Hepatoblastoma in children

Hepatoblastoma is the most common primary liver tumour in children. Complete surgical removal is the treatment of choice for cure; however, in most cases the tumour is unresectable because of its extensive hepatic involvement. Nineteen pediatric cases (11 boys, 8 girls) with ages ranging from three months to 17 years were referred for management to our clinic from 1982 until 2000. All but three suffered from abdominal distention. The other frequent complaints were abdominal mass, anorexia, fatigue, abdominal pain and fever. Physical examination revealed enlarged liver in all patients. In addition to laboratory studies, they were pre-operatively examined by ultrasonography and, in recent cases, computed tomography was also used.
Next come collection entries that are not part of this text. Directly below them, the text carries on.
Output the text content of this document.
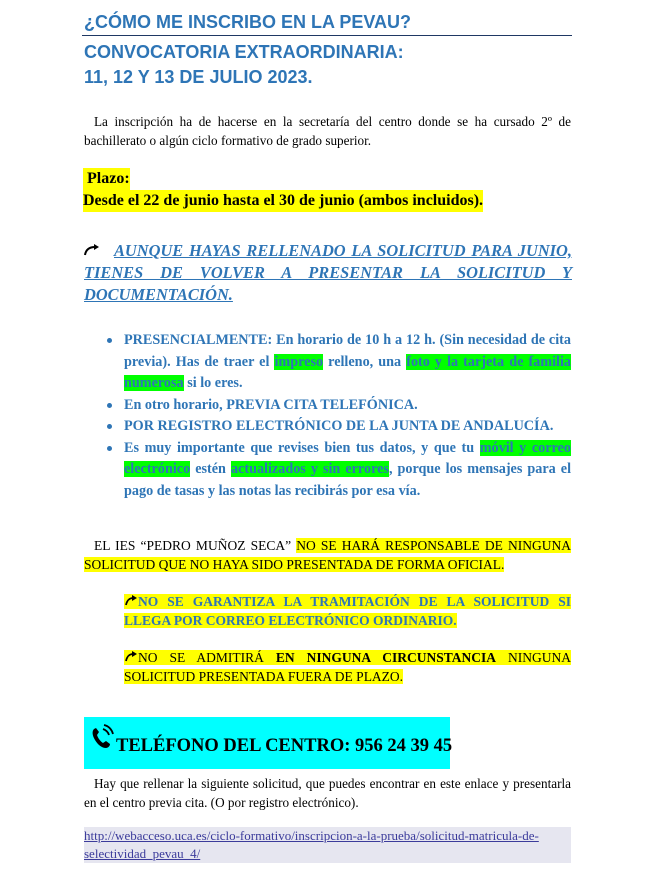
¿CÓMO ME INSCRIBO EN LA PEVAU?
CONVOCATORIA EXTRAORDINARIA:
11, 12 Y 13 DE JULIO 2023.
La inscripción ha de hacerse en la secretaría del centro donde se ha cursado 2º de bachillerato o algún ciclo formativo de grado superior.
Plazo:
Desde el 22 de junio hasta el 30 de junio (ambos incluidos).
AUNQUE HAYAS RELLENADO LA SOLICITUD PARA JUNIO, TIENES DE VOLVER A PRESENTAR LA SOLICITUD Y DOCUMENTACIÓN.
PRESENCIALMENTE: En horario de 10 h a 12 h. (Sin necesidad de cita previa). Has de traer el impreso relleno, una foto y la tarjeta de familia numerosa si lo eres.
En otro horario, PREVIA CITA TELEFÓNICA.
POR REGISTRO ELECTRÓNICO DE LA JUNTA DE ANDALUCÍA.
Es muy importante que revises bien tus datos, y que tu móvil y correo electrónico estén actualizados y sin errores, porque los mensajes para el pago de tasas y las notas las recibirás por esa vía.
EL IES “PEDRO MUÑOZ SECA” NO SE HARÁ RESPONSABLE DE NINGUNA SOLICITUD QUE NO HAYA SIDO PRESENTADA DE FORMA OFICIAL.
NO SE GARANTIZA LA TRAMITACIÓN DE LA SOLICITUD SI LLEGA POR CORREO ELECTRÓNICO ORDINARIO.
NO SE ADMITIRÁ EN NINGUNA CIRCUNSTANCIA NINGUNA SOLICITUD PRESENTADA FUERA DE PLAZO.
TELÉFONO DEL CENTRO: 956 24 39 45
Hay que rellenar la siguiente solicitud, que puedes encontrar en este enlace y presentarla en el centro previa cita. (O por registro electrónico).
http://webacceso.uca.es/ciclo-formativo/inscripcion-a-la-prueba/solicitud-matricula-de-selectividad_pevau_4/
Serum alpha-fetoprotein levels were found to be elevated in all patients. In thirteen cases, hepatic resections (10 lobectomies, 2 trisegmentectomies, 1 segmentectomy) were performed. In six children only liver biopsies could be done because of the huge tumour size. However, in three of them the tumours were excised at the second laparotomy, but only one patient survived. All of the patients - except two who were lost in the early postoperative period - received chemotherapy whether the tumour was excised or biopsied. In this series the mortality rate was found to be very high (91%) in the 1980s, and more reasonable (50%) in the 1990s, with an overall mortality rate of 73 per cent. This result might be explained with late referral and advanced stage at diagnosis. In addition, we speculate that a combination of improved chemotherapy and technical advances in anesthesia and hepatic resection caused the obvious differences in the survival rates between the two periods.